Mushroom Soup Saturday

Much to write, much to do so I'm taking the day off from blogging…I hope. Seems like every time I do this, I have to scurry back here and post an obit. Let me see if I can get through all of today without that happening.

In the meantime, here's Adam Davidson debunking Donald Trump's claims about unemployment in the U.S. and Josh Marshall explaining why Hillary Clinton must not back down from her statement that a lot of Trump's supporters are "deplorables"…except that as you'll see in the update, she then did, partially.

Today's Video Link

Jersey Boys, which opened on Broadway November 6, 2005, will close there on January 15. When it does, it will have played 4,642 performances. It's already the twelfth-longest-running show in Broadway history — a distinction it will probably retain for a long, long time.

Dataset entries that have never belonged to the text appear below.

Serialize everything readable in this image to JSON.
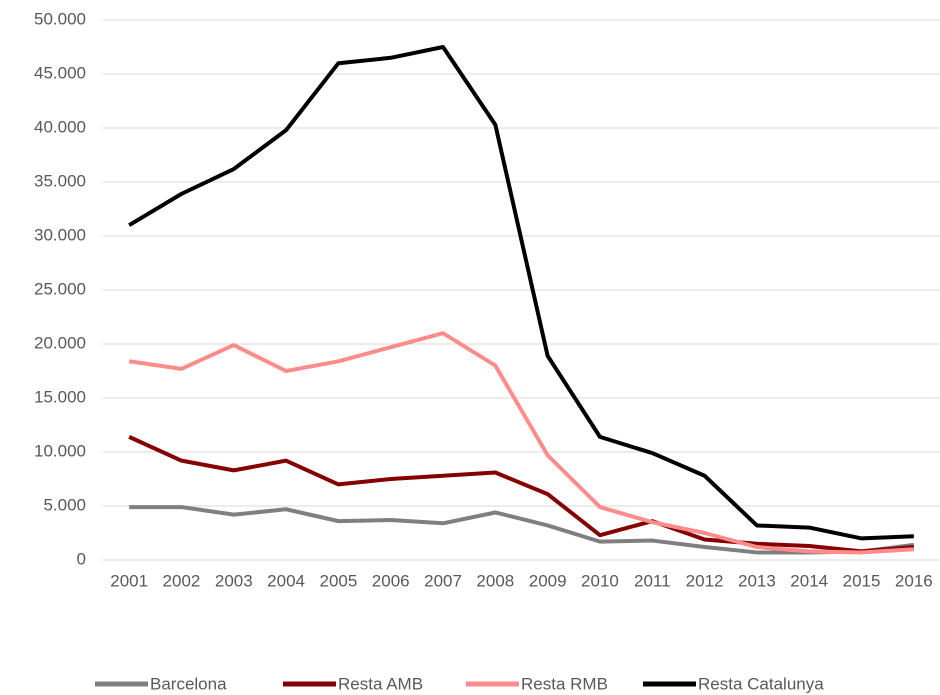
{
  "chart_data": {
    "type": "line",
    "x": [
      "2001",
      "2002",
      "2003",
      "2004",
      "2005",
      "2006",
      "2007",
      "2008",
      "2009",
      "2010",
      "2011",
      "2012",
      "2013",
      "2014",
      "2015",
      "2016"
    ],
    "series": [
      {
        "name": "Barcelona",
        "color": "#7f7f7f",
        "values": [
          4900,
          4900,
          4200,
          4700,
          3600,
          3700,
          3400,
          4400,
          3200,
          1700,
          1800,
          1200,
          700,
          700,
          800,
          1400
        ]
      },
      {
        "name": "Resta AMB",
        "color": "#850000",
        "values": [
          11400,
          9200,
          8300,
          9200,
          7000,
          7500,
          7800,
          8100,
          6100,
          2300,
          3600,
          1900,
          1500,
          1300,
          800,
          1200
        ]
      },
      {
        "name": "Resta RMB",
        "color": "#ff8b8b",
        "values": [
          18400,
          17700,
          19900,
          17500,
          18400,
          19700,
          21000,
          18000,
          9700,
          4900,
          3500,
          2500,
          1200,
          800,
          700,
          1000
        ]
      },
      {
        "name": "Resta Catalunya",
        "color": "#000000",
        "values": [
          31000,
          33900,
          36200,
          39800,
          46000,
          46500,
          47500,
          40300,
          18900,
          11400,
          9900,
          7800,
          3200,
          3000,
          2000,
          2200
        ]
      }
    ],
    "ylim": [
      0,
      50000
    ],
    "yticks": [
      0,
      {
        "value": 5000,
        "label": "5.000"
      },
      {
        "value": 10000,
        "label": "10.000"
      },
      {
        "value": 15000,
        "label": "15.000"
      },
      {
        "value": 20000,
        "label": "20.000"
      },
      {
        "value": 25000,
        "label": "25.000"
      },
      {
        "value": 30000,
        "label": "30.000"
      },
      {
        "value": 35000,
        "label": "35.000"
      },
      {
        "value": 40000,
        "label": "40.000"
      },
      {
        "value": 45000,
        "label": "45.000"
      },
      {
        "value": 50000,
        "label": "50.000"
      }
    ],
    "grid": true,
    "legend": "bottom"
  }
}
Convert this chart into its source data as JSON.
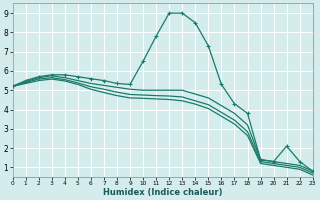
{
  "xlabel": "Humidex (Indice chaleur)",
  "bg_color": "#d4edec",
  "grid_color": "#ffffff",
  "line_color": "#1a7a6a",
  "xlim": [
    0,
    23
  ],
  "ylim": [
    0.5,
    9.5
  ],
  "xticks": [
    0,
    1,
    2,
    3,
    4,
    5,
    6,
    7,
    8,
    9,
    10,
    11,
    12,
    13,
    14,
    15,
    16,
    17,
    18,
    19,
    20,
    21,
    22,
    23
  ],
  "yticks": [
    1,
    2,
    3,
    4,
    5,
    6,
    7,
    8,
    9
  ],
  "series": [
    {
      "x": [
        0,
        1,
        2,
        3,
        4,
        5,
        6,
        7,
        8,
        9,
        10,
        11,
        12,
        13,
        14,
        15,
        16,
        17,
        18,
        19,
        20,
        21,
        22,
        23
      ],
      "y": [
        5.2,
        5.5,
        5.7,
        5.8,
        5.8,
        5.7,
        5.6,
        5.5,
        5.35,
        5.3,
        6.5,
        7.8,
        9.0,
        9.0,
        8.5,
        7.3,
        5.3,
        4.3,
        3.8,
        1.4,
        1.3,
        2.1,
        1.3,
        0.8
      ],
      "marker": true
    },
    {
      "x": [
        0,
        1,
        2,
        3,
        4,
        5,
        6,
        7,
        8,
        9,
        10,
        11,
        12,
        13,
        14,
        15,
        16,
        17,
        18,
        19,
        20,
        21,
        22,
        23
      ],
      "y": [
        5.2,
        5.45,
        5.65,
        5.75,
        5.65,
        5.5,
        5.35,
        5.25,
        5.15,
        5.05,
        5.0,
        5.0,
        5.0,
        5.0,
        4.8,
        4.6,
        4.2,
        3.8,
        3.2,
        1.4,
        1.3,
        1.2,
        1.1,
        0.8
      ],
      "marker": false
    },
    {
      "x": [
        0,
        1,
        2,
        3,
        4,
        5,
        6,
        7,
        8,
        9,
        10,
        11,
        12,
        13,
        14,
        15,
        16,
        17,
        18,
        19,
        20,
        21,
        22,
        23
      ],
      "y": [
        5.2,
        5.4,
        5.58,
        5.65,
        5.55,
        5.38,
        5.18,
        5.05,
        4.9,
        4.78,
        4.75,
        4.72,
        4.7,
        4.65,
        4.45,
        4.25,
        3.85,
        3.45,
        2.85,
        1.3,
        1.2,
        1.1,
        1.0,
        0.7
      ],
      "marker": false
    },
    {
      "x": [
        0,
        1,
        2,
        3,
        4,
        5,
        6,
        7,
        8,
        9,
        10,
        11,
        12,
        13,
        14,
        15,
        16,
        17,
        18,
        19,
        20,
        21,
        22,
        23
      ],
      "y": [
        5.2,
        5.35,
        5.5,
        5.58,
        5.48,
        5.3,
        5.05,
        4.88,
        4.72,
        4.6,
        4.58,
        4.55,
        4.52,
        4.45,
        4.28,
        4.05,
        3.65,
        3.25,
        2.65,
        1.2,
        1.1,
        1.0,
        0.9,
        0.6
      ],
      "marker": false
    }
  ]
}
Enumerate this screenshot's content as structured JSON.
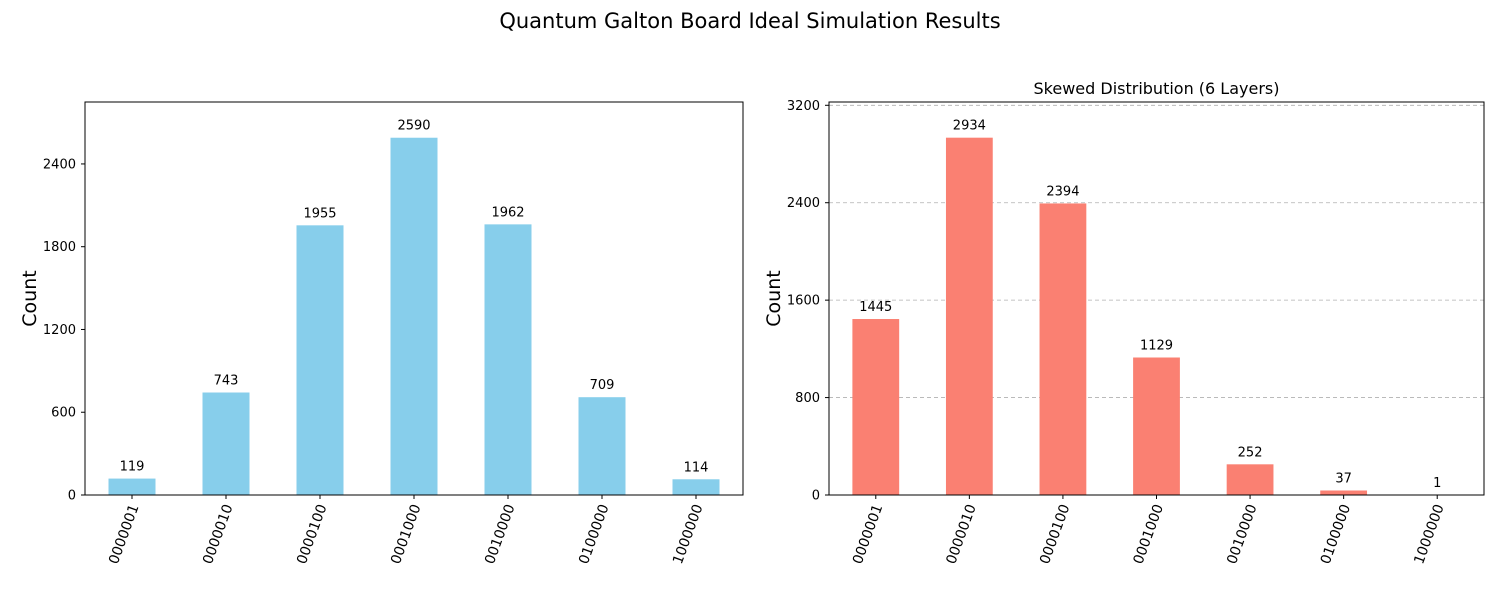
{
  "figure": {
    "suptitle": "Quantum Galton Board Ideal Simulation Results"
  },
  "chart_data": [
    {
      "type": "bar",
      "title": "",
      "xlabel": "",
      "ylabel": "Count",
      "categories": [
        "0000001",
        "0000010",
        "0000100",
        "0001000",
        "0010000",
        "0100000",
        "1000000"
      ],
      "values": [
        119,
        743,
        1955,
        2590,
        1962,
        709,
        114
      ],
      "data_labels": [
        "119",
        "743",
        "1955",
        "2590",
        "1962",
        "709",
        "114"
      ],
      "yticks": [
        0,
        600,
        1200,
        1800,
        2400
      ],
      "ytick_labels": [
        "0",
        "600",
        "1200",
        "1800",
        "2400"
      ],
      "ylim": [
        0,
        2849
      ],
      "grid": false,
      "bar_color": "#87ceeb",
      "xtick_rotation": -70
    },
    {
      "type": "bar",
      "title": "Skewed Distribution (6 Layers)",
      "xlabel": "",
      "ylabel": "Count",
      "categories": [
        "0000001",
        "0000010",
        "0000100",
        "0001000",
        "0010000",
        "0100000",
        "1000000"
      ],
      "values": [
        1445,
        2934,
        2394,
        1129,
        252,
        37,
        1
      ],
      "data_labels": [
        "1445",
        "2934",
        "2394",
        "1129",
        "252",
        "37",
        "1"
      ],
      "yticks": [
        0,
        800,
        1600,
        2400,
        3200
      ],
      "ytick_labels": [
        "0",
        "800",
        "1600",
        "2400",
        "3200"
      ],
      "ylim": [
        0,
        3227
      ],
      "grid": true,
      "grid_axis": "y",
      "bar_color": "#fa8072",
      "xtick_rotation": -70
    }
  ]
}
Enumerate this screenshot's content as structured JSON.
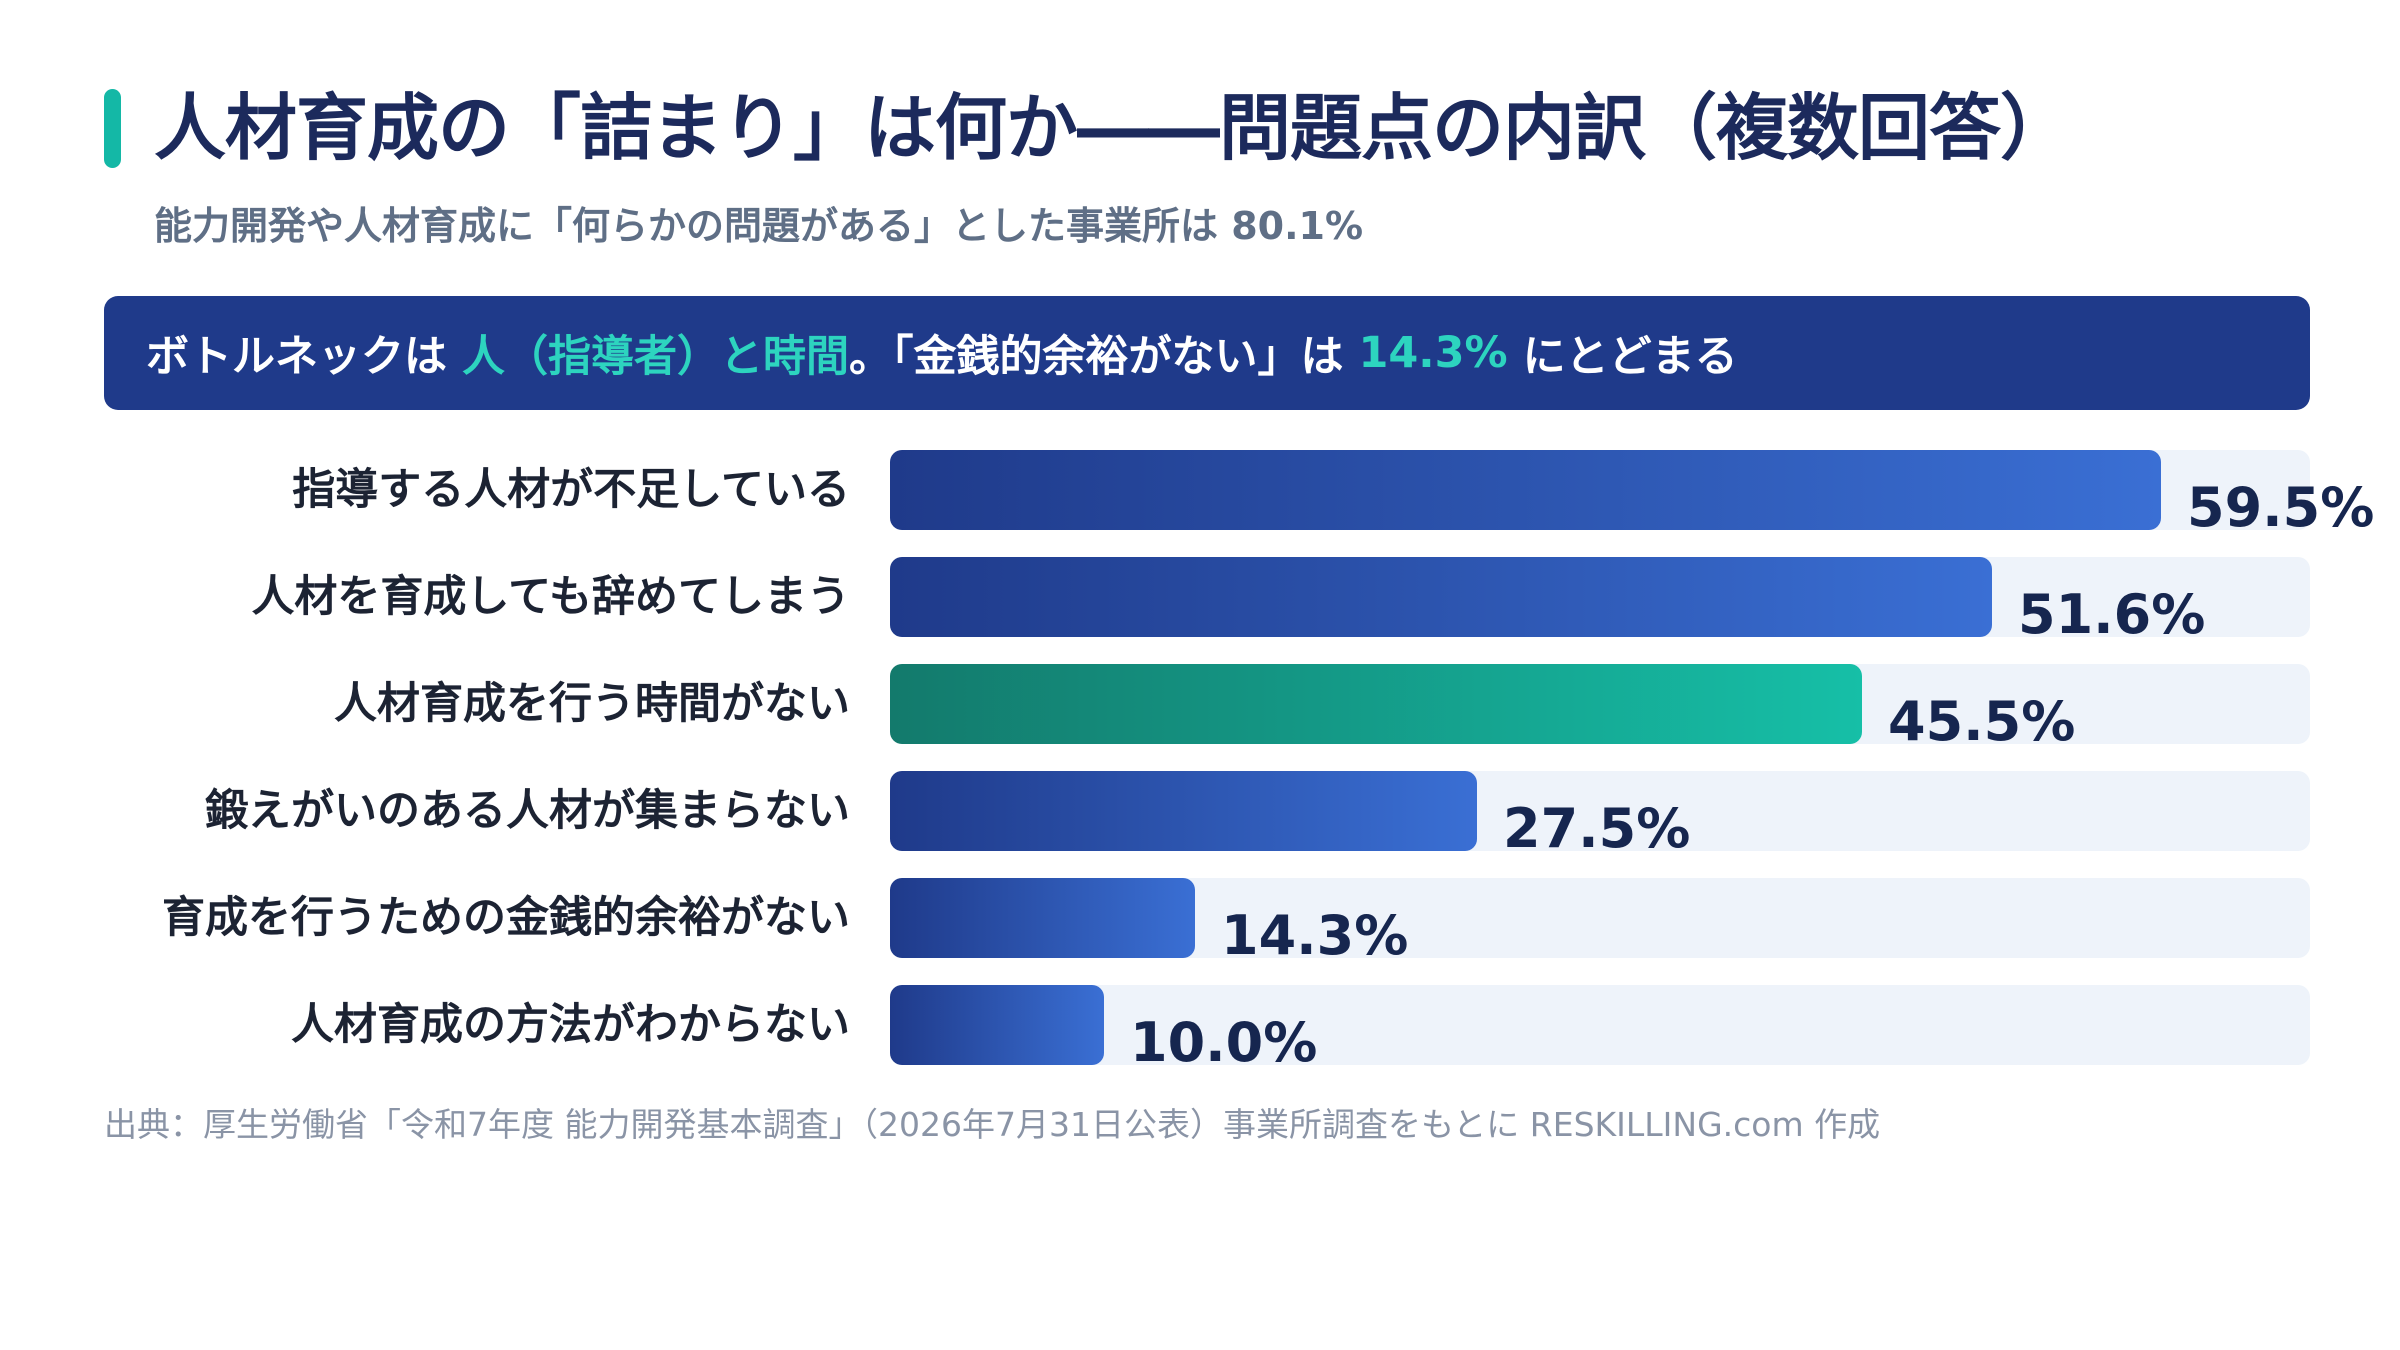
{
  "header": {
    "title": "人材育成の「詰まり」は何か――問題点の内訳（複数回答）",
    "subtitle": "能力開発や人材育成に「何らかの問題がある」とした事業所は 80.1%"
  },
  "callout": {
    "prefix": "ボトルネックは",
    "highlight1": "人（指導者）と時間",
    "middle": "。「金銭的余裕がない」は",
    "highlight2": "14.3%",
    "suffix": "にとどまる"
  },
  "colors": {
    "accent": "#14b8a6",
    "primary": "#1f3a8a",
    "bar_blue_end": "#3a6fd4",
    "bar_teal_start": "#137a6c",
    "bar_teal_end": "#16bfa7",
    "track": "#eef3fa"
  },
  "chart_data": {
    "type": "bar",
    "orientation": "horizontal",
    "categories": [
      "指導する人材が不足している",
      "人材を育成しても辞めてしまう",
      "人材育成を行う時間がない",
      "鍛えがいのある人材が集まらない",
      "育成を行うための金銭的余裕がない",
      "人材育成の方法がわからない"
    ],
    "values": [
      59.5,
      51.6,
      45.5,
      27.5,
      14.3,
      10.0
    ],
    "value_labels": [
      "59.5%",
      "51.6%",
      "45.5%",
      "27.5%",
      "14.3%",
      "10.0%"
    ],
    "highlight_index": 2,
    "xlim": [
      0,
      66.5
    ],
    "grid": false,
    "legend": "none"
  },
  "footer": {
    "source": "出典：厚生労働省「令和7年度 能力開発基本調査」（2026年7月31日公表）事業所調査をもとに RESKILLING.com 作成"
  }
}
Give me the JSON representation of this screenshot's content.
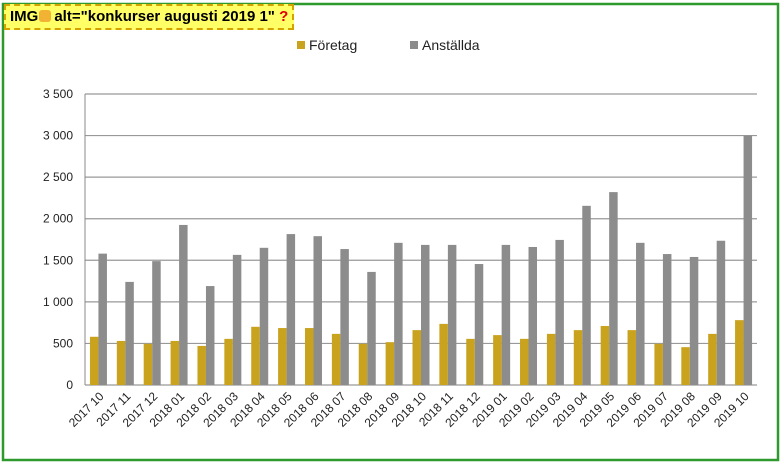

The Book of Mormon would assume that position on the chart if it runs for another 295 weeks, which does not strike me as likely. The next contender would be Kinky Boots, which would have to stick around for another eight years…also not likely. The longest-running show, of course, is The Phantom of the Opera, which will not lose its top status in our lifetimes or maybe Elroy Jetson's.

We'll take a look back at the long-running hit that is Jersey Boys in a moment but first, these headlines from the Great White Way…

The current production of Fiddler on the Roof has announced the cancellation of its October 11 performance. Why? Because someone suddenly noticed that was the eve of Yom Kippur. Not a good night for Jews to be working. I want to know why they just now figured this out.

This production of Fiddler closes December 31 and appears to be going into the books as a money-loser. Broadway vets will surely debate why and I'm guessing two reasons will be suggested. One will be that its Tevye, Danny Burstein — though widely hailed in the role — wasn't a big enough star. I doubt that's the reason but someone will say it would have done better with Martin Short or Kerry Washington in the role.

The other reason is the one I favor: That it was simply too soon for yet another revival of Fiddler on the Roof on Broadway. This one opened only nine years after the last one closed. The last Broadway revival of Gypsy — the one with Patti LuPone — probably had the same problem, opening as it did less than four years after the revival there with Bernadette Peters.

There is still apparently talk of another revival of Gypsy in New York next year — an import of the stunning London production starring Imelda Staunton. If you haven't seen the video of this yet, lemme tell you: It's really, really good. It will be aired in this country on PBS on November 11.